Typically, a semiconductor memory device receives a power supply voltage VDD and a ground voltage VSS from a source outside the semiconductor memory device, and the semiconductor memory device generates and uses internal voltages required for internal operations. The internal voltages required for internal operations of the semiconductor memory device include a core voltage VCORE supplied to a memory core area, a boost voltage VPP used for driving a word line or during overdriving, and a back bias voltage VBB supplied as a bulk voltage to an NMOS transistor in the core area.
The core voltage VCORE may be supplied by reducing the power supply voltage VDD to a predetermined level. The boost voltage VPP has a higher level than the power supply voltage VDD, and the back bias voltage VBB maintains a lower level than the ground voltage VSS inputted from outside.
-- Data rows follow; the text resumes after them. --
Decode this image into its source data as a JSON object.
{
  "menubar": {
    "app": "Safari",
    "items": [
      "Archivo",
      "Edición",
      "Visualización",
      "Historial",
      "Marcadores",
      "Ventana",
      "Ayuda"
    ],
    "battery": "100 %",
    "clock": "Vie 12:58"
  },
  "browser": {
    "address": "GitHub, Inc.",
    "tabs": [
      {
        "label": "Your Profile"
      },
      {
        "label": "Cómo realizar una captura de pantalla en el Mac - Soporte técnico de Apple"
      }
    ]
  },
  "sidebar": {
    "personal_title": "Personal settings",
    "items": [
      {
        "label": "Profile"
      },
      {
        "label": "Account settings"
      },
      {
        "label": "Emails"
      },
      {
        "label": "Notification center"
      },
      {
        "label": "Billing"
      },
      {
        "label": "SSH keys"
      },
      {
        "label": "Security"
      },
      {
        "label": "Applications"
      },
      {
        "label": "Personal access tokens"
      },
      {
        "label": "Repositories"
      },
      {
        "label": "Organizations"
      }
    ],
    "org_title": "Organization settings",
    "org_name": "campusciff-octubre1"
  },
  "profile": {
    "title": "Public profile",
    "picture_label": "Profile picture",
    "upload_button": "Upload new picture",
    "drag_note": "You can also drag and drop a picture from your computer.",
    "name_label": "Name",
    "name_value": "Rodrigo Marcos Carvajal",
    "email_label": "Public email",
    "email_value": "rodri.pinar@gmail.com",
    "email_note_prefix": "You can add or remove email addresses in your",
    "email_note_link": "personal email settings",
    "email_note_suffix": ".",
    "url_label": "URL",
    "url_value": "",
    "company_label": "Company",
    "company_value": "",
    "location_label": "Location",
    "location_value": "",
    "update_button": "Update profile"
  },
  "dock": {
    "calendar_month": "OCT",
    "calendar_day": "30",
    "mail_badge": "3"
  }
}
Therefore, a voltage pump is required to perform a pumping operation for supplying charges for the boost voltage VPP and the back bias voltage VBB.
FIG. 1 is a block diagram illustrating a configuration of a conventional internal voltage generation circuit.
Referring to FIG. 1, the conventional internal voltage generation circuit includes a detector 11, an oscillator 12, and a voltage pump 13. The detector 11 is configured to generate a detection signal DET which is enabled to a logic high level when an internal voltage VINT has a lower level than a reference voltage VREF. The oscillator 12 is configured to generate an oscillation signal OSC as a periodic signal when the detection signal DET, enabled to a logic high level, is inputted. The voltage pump 13 is configured to pump the internal voltage VINT when the oscillation signal OSC is inputted. The internal voltage generation circuit configured in such a manner is used for generating a boost voltage VPP or a back bias voltage VBB, and implemented as a separate circuit for each internal voltage.
However, when the internal voltage VINT is excessively consumed during operation of a semiconductor memory device, the level of the internal voltage VINT may be decreased to cause an operation error. Therefore, when consumption of the internal voltage VINT is large, the conventional internal voltage generation circuit increases the drivability for driving the internal voltage VINT by reducing a cycle of the oscillation signal OSC or increasing the number of voltage pumps. However, when the cycle of the oscillation signal OSC is reduced in a state where the number of voltage pumps is maintained, the pump efficiency decreases, and when the number of voltage pumps is increased, the layout area increases.